At a February conference in Garowe, the administrative capital of Puntland, the Transitional Federal Government (TFG) convened the second in a string of UNPOS-facilitated meetings to work towards the completion of, and transition to, a new constitution by 20 August 2012. Currently women have 12 percent representation in government, but it was agreed that in the new federal parliament of Somalia they will have at least 30 percent.

“Historic” Women’s Day celebrations

The head of the Somali Women's Federation, Asha Omar, is another determined character. She was responsible for organizing Women's Day celebrations in Mogadishu this year. Omar returned to Somalia two years ago after 21 years in Sweden. “We are the peace-lords, we're working hard,” she said. “It's the men who left their work - they're just fighting between themselves. Everyone wants to be a president. I tell them, be a president in your own home."

Omar says decades of male migration and drought have promoted women to non-traditional roles; many now are at the head of their families. "Women have no tribes, they have families", she explained, adding that Somali women lose their ties to the clan structure on marriage.

However, on women running for parliamentary office, Omar warned that because the clan structure has no tradition of female leadership, it will be a case of the men choosing for them, perpetuating inequality.


Photo: Phil Moore/IRIN
"We are the peace-lords, we're working hard

Abdi Hosh, TFG minister for constitution, described this year's Women's Day celebrations as historic. "It was the first such event I ever observed in Somalia; it was the first such event held at the venue in 21 years, as it was being used by IDPs [internally displaced persons], and it was significant for me because I fought for 30 percent membership for women in the next parliament," he said.

The city centre was awash with the vibrant colours of ceremonial outfits, hand-painted signs and flags, with many wearing matching turquoise and white dresses in the print of the Somali flag. "We are wearing the same dresses to show we are organized", said Hawa, a 22-year-old from Mogadishu, at the celebrations.

A long way to go

But a source at the Ministry for Information described the move towards 30 percent representation in parliament as a “gesture”. He called for action: economic empowerment such as loans for women, mandatory education for girls, a legal framework to promote equal rights and “a sensible reinterpretation” of social, traditional and religious norms. 

Many of the women entering politics in Mogadishu now are either from the diaspora, or have spent time in Nairobi - like Omar.

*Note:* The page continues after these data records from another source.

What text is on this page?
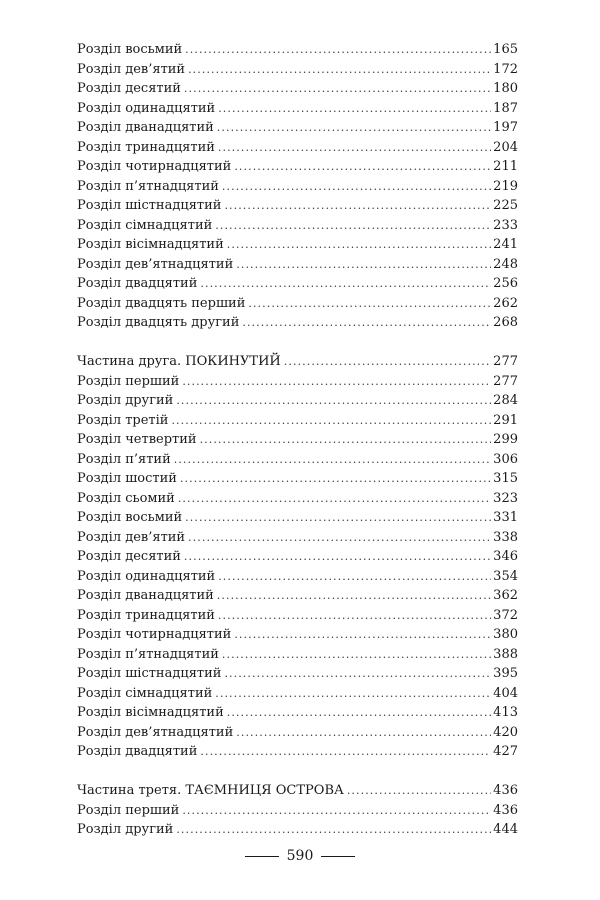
Розділ восьмий . . .	165
Розділ дев’ятий . . .	172
Розділ десятий . . .	180
Розділ одинадцятий . . .	187
Розділ дванадцятий . . .	197
Розділ тринадцятий . . .	204
Розділ чотирнадцятий . . .	211
Розділ п’ятнадцятий . . .	219
Розділ шістнадцятий . . .	225
Розділ сімнадцятий . . .	233
Розділ вісімнадцятий . . .	241
Розділ дев’ятнадцятий . . .	248
Розділ двадцятий . . .	256
Розділ двадцять перший . . .	262
Розділ двадцять другий . . .	268
Частина друга. ПОКИНУТИЙ . . .	277
Розділ перший . . .	277
Розділ другий . . .	284
Розділ третій . . .	291
Розділ четвертий . . .	299
Розділ п’ятий . . .	306
Розділ шостий . . .	315
Розділ сьомий . . .	323
Розділ восьмий . . .	331
Розділ дев’ятий . . .	338
Розділ десятий . . .	346
Розділ одинадцятий . . .	354
Розділ дванадцятий . . .	362
Розділ тринадцятий . . .	372
Розділ чотирнадцятий . . .	380
Розділ п’ятнадцятий . . .	388
Розділ шістнадцятий . . .	395
Розділ сімнадцятий . . .	404
Розділ вісімнадцятий . . .	413
Розділ дев’ятнадцятий . . .	420
Розділ двадцятий . . .	427
Частина третя. ТАЄМНИЦЯ ОСТРОВА . . .	436
Розділ перший . . .	436
Розділ другий . . .	444
590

While some women are returning to Somalia, many are still moving away. Ahmed Ali Abikar, the athletics coach, has dealt with the disappointment of promising runners moving abroad to seek better opportunities. 

Samia Yusuf Omar, the girl he trained to run for Somalia at the Beijing Olympics, now lives in Ethiopia having made contacts abroad through her training with the Somali team. Mo Farah, one of Britain’s top Olympic hopes whose family fled Mogadishu shortly before the fall of the Said Barre's regime, is perhaps the most high profile example of this.

Osman, a 66-year-old security guard at Konis Stadium, says he has not missed one day of work in the last 21 years, and has bandages covering the bullet wounds on his left arm and right ankle to show for it. He will be watching Somalia's Olympic runners on TV and firmly believes sport for females will continue to win acceptance. "They can't help but play," he said, of the young girls and boys who use the track. "It's good for everyone." 

Somalia has been caught up in a devastating 20-year civil war. Al Shabab militants have threatened to carry on their war against the government and the African Union despite having been evicted from much of Mogadishu and losing territory to Kenyan and Ethiopian troops in the south: Two top Somali sports officials were among at least six killed by a suicide bomber in a Mogadishu theatre in early April.